In it, he found a “A staggering pattern of skyrocketing fees, so called ancillary fees, whether it’s checked baggage, change and cancellation, Wi-Fi, priority seating, boarding, all kinds of fees that make airline travel more expensive and more perilous pricewise.” Blumental, one of 22 members of the subcommittee on Aviation Operations, Safety, and Security, said the airlines raked in $38 billion in extra fees last year.
Now the Senate Commerce Committee wants the airlines to be more transparent in disclosing airline fees and to put a limit on such fees.
“These kinds of ancillary fee increases are part of the airlines’ new business model. We have to change that model,” Blumenthal said. “Here’s the bottom line: passengers right now are being nickeled and dimed, in fact dollared, to death and often it is concealed and hidden from them until they actually encounter it at the ticket counter. That is unfair and that is unwise so changing it should be mandated by the department of transportation and legislation if necessary.”
Um … thanks?
With all due respect to the good Senator – and please, keep fighting the good fight – tell us something we didn’t already know. Another committee member and the ranking Democrat, Sen. Bill Nelson of Florida, is threatening to include these ancillary fee changes when work on the legislation to reauthorize the Federal Aviation Administration begins later this year.
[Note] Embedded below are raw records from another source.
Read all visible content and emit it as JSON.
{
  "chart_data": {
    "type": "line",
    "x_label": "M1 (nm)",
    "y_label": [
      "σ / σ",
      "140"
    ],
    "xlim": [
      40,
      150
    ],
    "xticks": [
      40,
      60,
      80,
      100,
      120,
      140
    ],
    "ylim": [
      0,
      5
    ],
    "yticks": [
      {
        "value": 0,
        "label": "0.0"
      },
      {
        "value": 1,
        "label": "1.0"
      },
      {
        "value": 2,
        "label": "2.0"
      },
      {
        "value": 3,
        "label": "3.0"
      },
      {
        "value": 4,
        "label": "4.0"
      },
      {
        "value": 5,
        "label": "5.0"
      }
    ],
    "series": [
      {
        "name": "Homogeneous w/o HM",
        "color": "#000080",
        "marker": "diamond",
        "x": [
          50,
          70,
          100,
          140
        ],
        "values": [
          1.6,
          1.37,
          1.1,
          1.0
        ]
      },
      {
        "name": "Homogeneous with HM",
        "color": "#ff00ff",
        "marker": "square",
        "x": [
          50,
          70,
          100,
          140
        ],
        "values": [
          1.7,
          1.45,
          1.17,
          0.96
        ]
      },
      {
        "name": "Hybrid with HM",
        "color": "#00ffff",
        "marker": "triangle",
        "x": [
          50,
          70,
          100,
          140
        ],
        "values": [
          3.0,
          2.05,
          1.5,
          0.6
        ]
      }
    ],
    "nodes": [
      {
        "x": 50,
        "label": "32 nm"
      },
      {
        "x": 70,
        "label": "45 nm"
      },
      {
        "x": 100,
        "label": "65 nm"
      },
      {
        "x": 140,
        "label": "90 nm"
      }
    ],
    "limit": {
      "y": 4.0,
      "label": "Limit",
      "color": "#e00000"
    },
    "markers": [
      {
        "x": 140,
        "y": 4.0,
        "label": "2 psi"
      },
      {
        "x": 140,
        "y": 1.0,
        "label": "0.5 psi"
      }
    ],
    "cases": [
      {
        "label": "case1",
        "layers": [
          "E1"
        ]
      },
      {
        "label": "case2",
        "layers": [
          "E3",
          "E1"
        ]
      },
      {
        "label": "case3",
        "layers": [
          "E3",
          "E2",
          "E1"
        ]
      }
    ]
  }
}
For better or worse, that’s what it’s going to take.
Ever hear that old saying “It’ll take an act of Congress?” Well, that’s what it’s going to take – an act of Congress.
The Senate Commerce Committee found that airlines brought in $38 billion in ancillary fees last year. This isn’t a matter of trying to curb revenue as much as it is portraying it in a transparent manner to the flying public. In many ways it’s like booking a hotel room. $100 a nice for four nights, $400 right? Until you get to checkout when you get hit with the taxes and the, ahem, “resort fees.”
If Congress can’t eliminate the fees – and it probably can’t and, frankly, shouldn’t, lest we start messing with a capitalist society – at least make them more apparent and perhaps even more uniform. There simply doesn’t seem to be any rhyme or reason why having an increasing number of suitcases, for instances, automatically constitutes an escalating fee charge.
In fact, the Senate report noted in particular that airlines “gave the impression that when no ‘free’ seats were available at the time of ticket purchase, an additional fee would be required to secure a seat. … Consumers should understand that payment of a seating fee is not required if it is an airline’s policy to assign seats from available inventory at check-in.”
I wouldn’t mind the fees so much if the airlines were just up front about it, like they say they are.